Ayer and Shirley: America's Newest Food Desert

The following is the text of a commentary airing mostly on Liberty & Justice 1640:

Hannaford Supermarket in Ayer is now gone. Hannaford management wanted to bring the store up to 21st century standards. The local land owner said "no."

The Ayer Farmers Market is no longer operating on Saturdays during the Summer and Fall. Why? The local land owner said "no." He also said "no" to rail commuters who need access through "his" land to reach the few job pools in the region still able to sustain middle class life. He also said "no" to the parking needs of nearby small businesses. After all, he is *The Land Owner.* If he unrealistically expects his slice of downtown to remain as pristine as an acre of remote northern Maine woods, that's his prerogative under capitalism, isn't it?

And finally, lest we forget, we do (or did) have a local farm stand in Ayer. But it's only open from July to Labor Day and only during years when the owner feels like opening it.

Welcome to Ayer and Shirley, where narcissism and eccentricity have produced America's newest food desert.
To anyone even casually familiar with the recent departure of Hannaford Supermarket from Ayer, as well as the small seasonal venues for fresh vegetables that either no longer exist or are no longer reliable, it should be obvious which groups are almost entirely responsible for their demise: selfish land owners, greedy real estate developers, and dysfunctional town zoning boards.

Food that is nourishing enough to sustain health is essential to human life. Maintaining local retail sources of food should be of such importance that it warrants intervention by town governments, even to the point of exercising eminent domain, when private land owners repeatedly demonstrate self-centered, pathological behavior with no sense whatsoever of the greater public good. Yet, this behavior should be no surprise. Just look what the local real estate developers and land owners have given Ayer and Shirley over the past 15 years. They have destroyed nearly all of our remaining viable agricultural land and filled it with cookie-cutter, energy wasting McMansions that fewer and fewer people can afford. What, you want new organic small farms? That's for those hippies out in western Mass. and New York state. What, you want zero net energy homes? That's for those hippies on Devens... or something like that. And for all you working poor people who make up the bulk of the population of these two towns, don't you just love those rents which have more than doubled over the past 15 years? Don't you love how easy it has become to pay your bills and stay out of debt, thanks to the local land owners?

"Hey, get me to the money with as little effort or thought as possible! And those poor people, they deserve what they get."

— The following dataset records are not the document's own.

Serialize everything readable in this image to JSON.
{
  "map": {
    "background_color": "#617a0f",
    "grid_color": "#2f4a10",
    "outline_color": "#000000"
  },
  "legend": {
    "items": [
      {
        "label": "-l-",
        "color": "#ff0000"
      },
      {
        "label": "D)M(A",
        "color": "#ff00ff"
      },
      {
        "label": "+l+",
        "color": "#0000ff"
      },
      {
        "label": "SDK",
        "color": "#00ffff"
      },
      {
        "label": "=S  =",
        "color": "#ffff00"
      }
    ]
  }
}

Of course, it's easy to think that way if you have the time and money to climb into a $50,000 vehicle and go food shopping in Leominster, Lunenburg, or Acton, or better yet, have a servant or employee do it for you. But most low income working people in Ayer and Shirley do not have such options. Many do not own even an old, beat up vehicle. The local landlords and business interests have made sure that most are within a 10 minute walk from all the alcoholic beverages they could ever want to drown their sorrows. But a nice bunch of health sustaining, organic kale? You have to hitch a ride out of town for that one, boy!

If you think town governments will finally rise to the call and seize these vital, limited properties until truly appropriate buyers emerge who will end the food desert, don't hold your breath. In the early years of this century, a plan to expand Roux's Market to two stories and vastly increase their grocery offerings was shot down by the Shirley zoning board. But a year or two later, that same board had no problem allowing a chain franchise like Dunkin Donuts to come in by knocking down a classic, residential building in otherwise good condition.

As long as idiocy, eccentricity, narcissism, and greed continue to persist in the local real estate industry and in town governments, the Ayer-Shirley Food Desert may persist for many years to come. So, brace yourself. But for every month it continues, the more and more likely the two towns will become the laughing stock of the state, especially considering that most surrounding communities avoided such problems by exercising sanity, vision, and common sense.